Entwicklungsperspektiven des Europäischen Naturschutzes im Rahmen der EU-Osterweiterung
Termin: 8. bis 10. Oktober 2004
Die Europäische Union errichtet seit 1992 das Schutzgebietssystem Natura 2000, bestehend aus FFH- und Vogelschutzgebieten. Stand und Möglichkeiten von Natura 2000 beleuchtete der internationale Fachworkshop mit Naturschützern aus Deutschland, Polen, Lettland und Estland, der im Rahmen des EU-Projektes Flüsse verbinden europäische Regionen in Rostock stattfand. Eingeladen hatten die Heinrich-Böll-Stiftung M-V und der BUND Rostock.

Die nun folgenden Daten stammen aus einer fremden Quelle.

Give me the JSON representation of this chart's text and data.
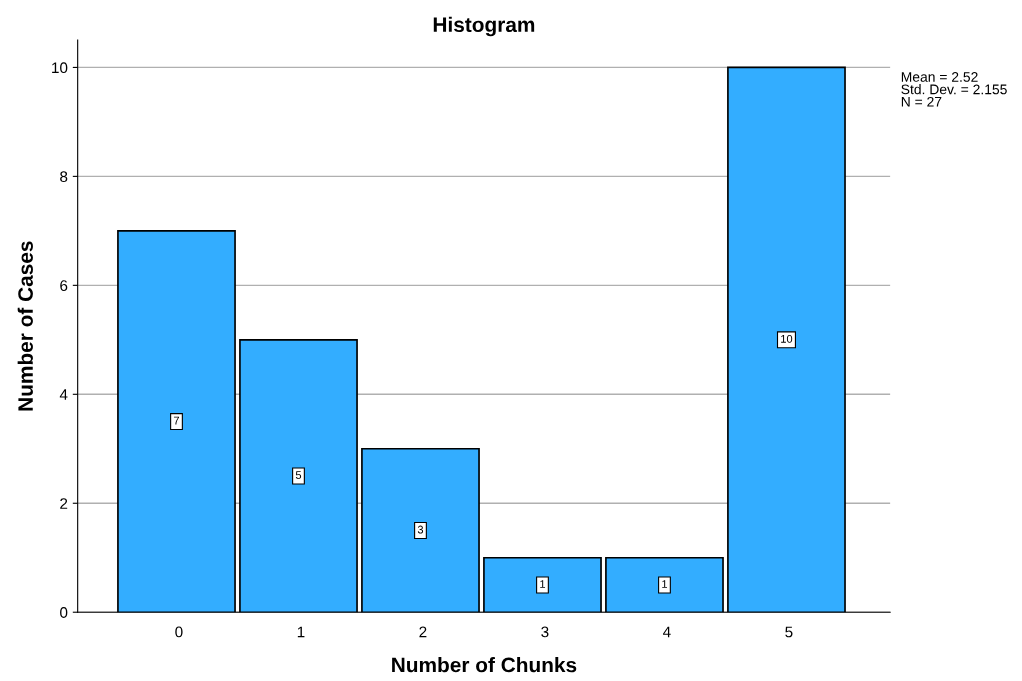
{
  "chart_data": {
    "type": "histogram",
    "title": "Histogram",
    "xlabel": "Number of Chunks",
    "ylabel": "Number of Cases",
    "bins": [
      -0.5,
      0.5,
      1.5,
      2.5,
      3.5,
      4.5,
      5.5
    ],
    "values": [
      7,
      5,
      3,
      1,
      1,
      10
    ],
    "color": "#33adff",
    "xlim": [
      -0.83,
      5.83
    ],
    "xticks": [
      0,
      1,
      2,
      3,
      4,
      5
    ],
    "ylim": [
      0,
      10.5
    ],
    "yticks": [
      0,
      2,
      4,
      6,
      8,
      10
    ],
    "grid": "y",
    "data_labels": true,
    "annotations": [
      "Mean = 2.52\nStd. Dev. = 2.155\nN = 27"
    ]
  }
}
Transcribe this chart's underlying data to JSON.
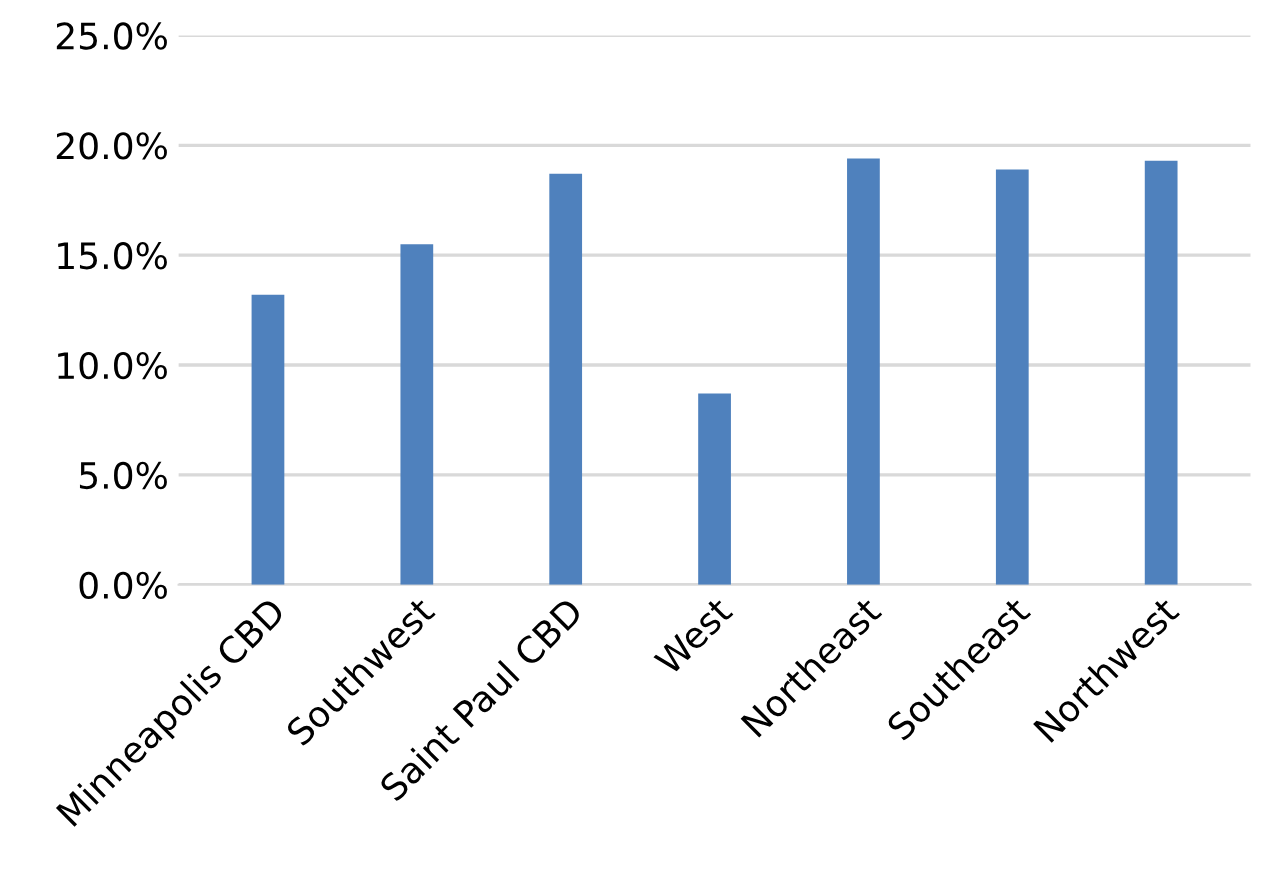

In den drei baltischen Staaten ist man mit der Meldung der NATURA 2000-Gebiete bereits weit voran gekommen. Die Meldelisten sind hier annähernd vollständig. Die aus Polen vorgenommenen Meldungen lassen aus Sicht der Nichtregierungsorganisationen (NROs) jedoch noch große Lücken erkennen. Insgesamt ergibt sich in diesem Staat derzeit eine Situation, die in vielerlei Hinsicht an den Verfahrensablauf in Deutschland erinnert, jedoch nicht ganz so drastisch den Vorgaben hinterher hinkt. In Deutschland besteht die Chance, im Jahr 2005 die Erstellung der Meldelisten endlich abzuschließen. Beim Gebietsmanagement bestehen jedoch noch erhebliche Probleme. Vor allem die Pflege und Entwicklung der geschützten Flächen, die sogenannte Managementplanung, weist noch immer riesige Lücken auf.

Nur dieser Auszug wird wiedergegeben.